*350MEMORANDUM**
We affirm the District Court’s denial of the defendant’s motion to suppress. The questions the officer asked the defendant during the initial phase of the traffic stop were reasonably related to the justification for the stop and thus did not violate the Fourth Amendment. See United States v. Perez, 37 F.3d 510, 513 (9th Cir.1994). Under the totality of the circumstances, the officer had a particularized and objective basis for suspecting the defendant was engaged in illegal activity so as to justify the defendant’s further detention awaiting the arrival of a canine unit. See United States v. Arvizu, 534 U.S. 266, 273-74, 122 S.Ct. 744, 151 L.Ed.2d 740 (2002). It is objectively suspicious for a motorist to travel from Tennessee to California to visit a friend for only one day; it is more suspicious for that motorist to make the one-day visit because he (the motorist) is undergoing chemotherapy for a possibly fatal disease; finally, it is even more suspicious for that motorist not to know that friend’s address.
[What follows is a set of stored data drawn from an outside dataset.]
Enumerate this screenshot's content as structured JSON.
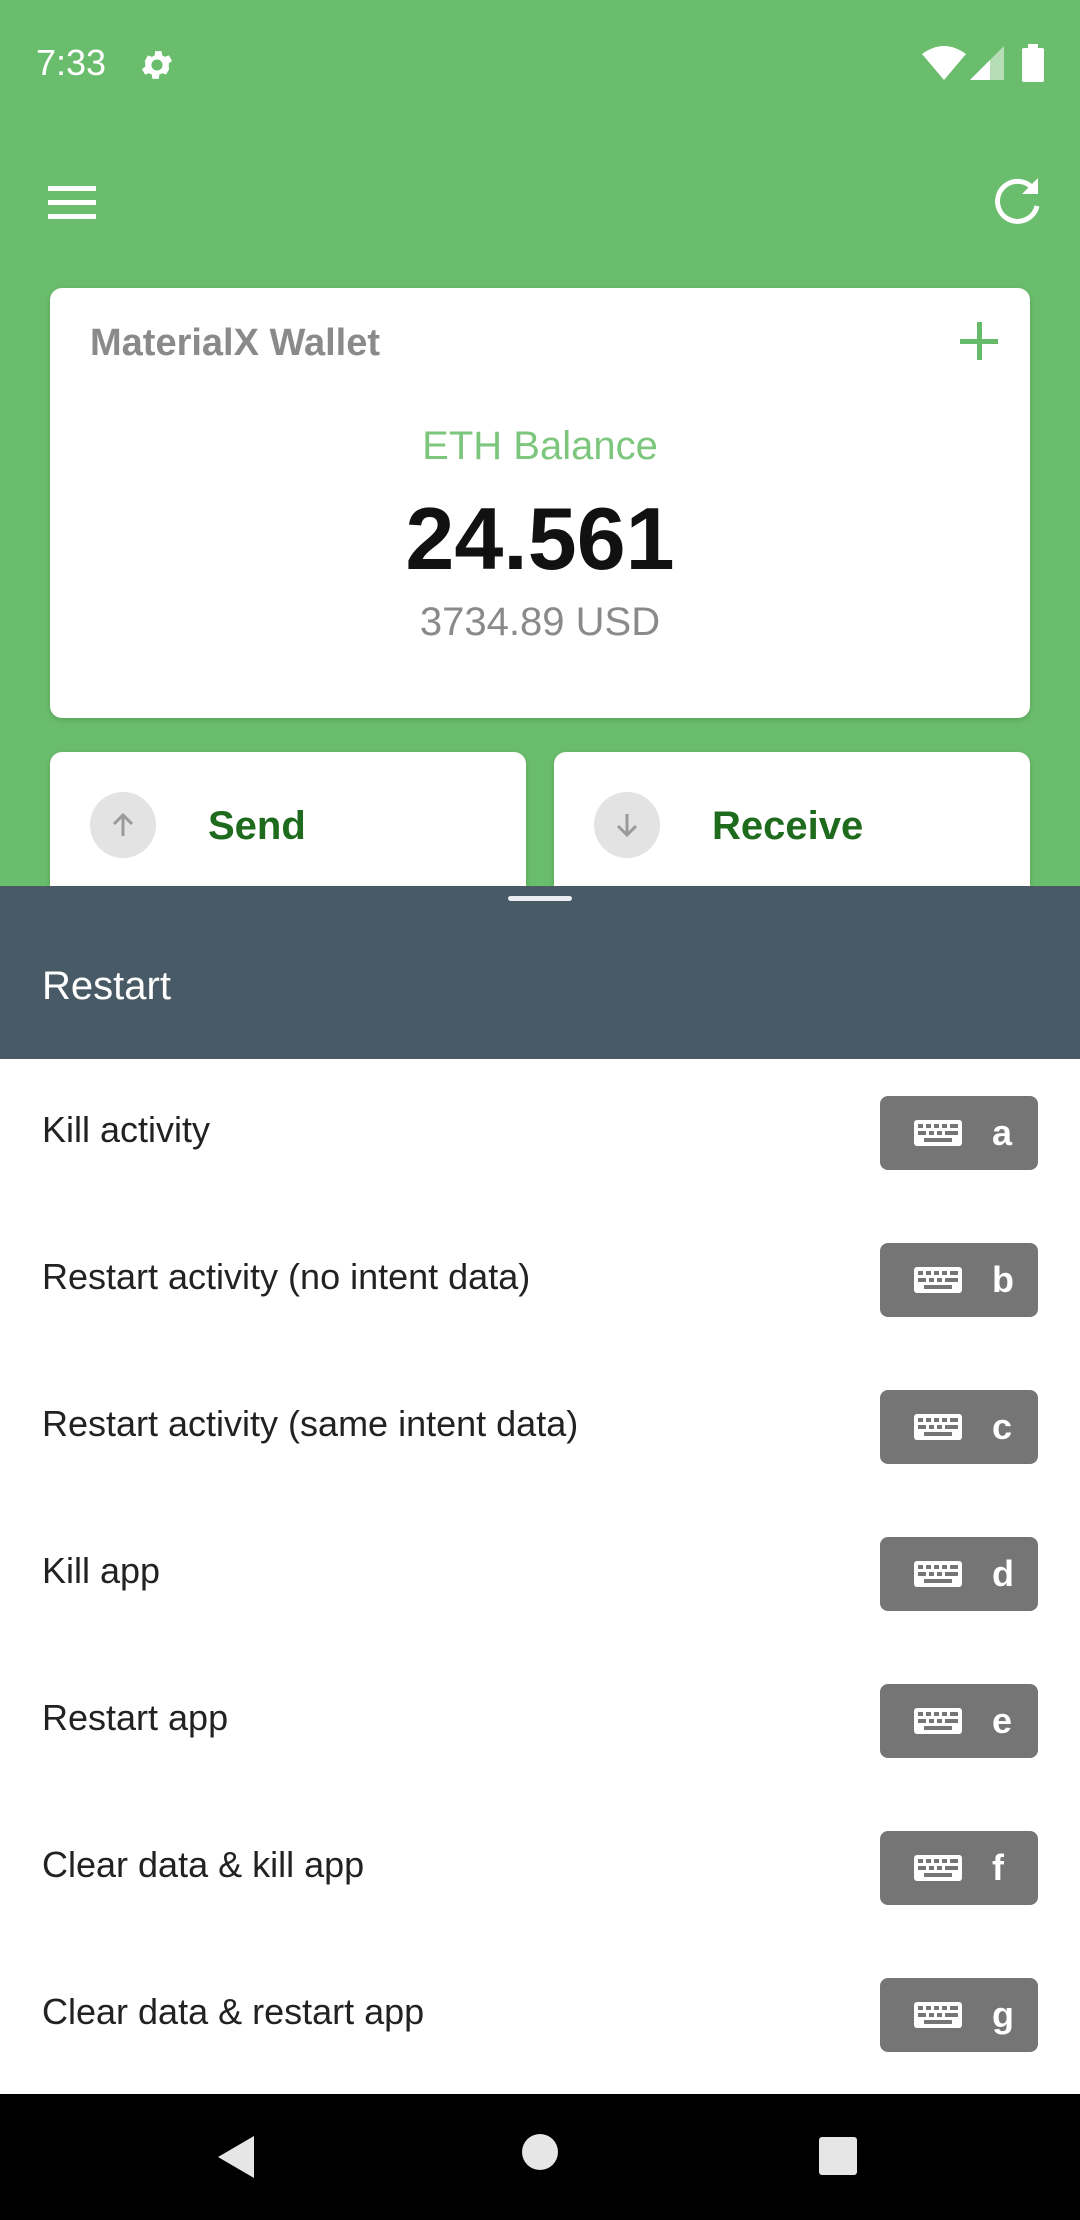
{
  "status_bar": {
    "time": "7:33"
  },
  "wallet": {
    "name": "MaterialX Wallet",
    "balance_label": "ETH Balance",
    "balance": "24.561",
    "balance_usd": "3734.89 USD"
  },
  "actions": {
    "send_label": "Send",
    "receive_label": "Receive"
  },
  "sheet": {
    "title": "Restart",
    "items": [
      {
        "label": "Kill activity",
        "key": "a"
      },
      {
        "label": "Restart activity (no intent data)",
        "key": "b"
      },
      {
        "label": "Restart activity (same intent data)",
        "key": "c"
      },
      {
        "label": "Kill app",
        "key": "d"
      },
      {
        "label": "Restart app",
        "key": "e"
      },
      {
        "label": "Clear data & kill app",
        "key": "f"
      },
      {
        "label": "Clear data & restart app",
        "key": "g"
      }
    ]
  },
  "icons": {
    "gear": "gear-icon",
    "wifi": "wifi-icon",
    "signal": "signal-icon",
    "battery": "battery-icon",
    "menu": "menu-icon",
    "refresh": "refresh-icon",
    "add": "plus-icon",
    "send": "arrow-up-icon",
    "receive": "arrow-down-icon",
    "keyboard": "keyboard-icon"
  },
  "colors": {
    "primary": "#6abd6c",
    "accent_text": "#1e6b1e",
    "sheet_header": "#485a66",
    "badge": "#757575"
  }
}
This information, combined with the defendant’s increasingly nervous demeanor during the course of the traffic stop (he began to speak rapidly, stutter, shift his weight, and sweat profusely) and the excessive mileage on the defendant’s past-due rental car, created a “particularized and objective basis” for the officer to suspect that criminal activity was afoot. Id. at 273 (internal quotation marks omitted). Therefore, the defendant’s continued detention did not violate the Fourth Amendment.
AFFIRMED.
This disposition is not appropriate for publication and may not be cited to or by the courts of this circuit except as provided by Ninth Circuit Rule 36-3.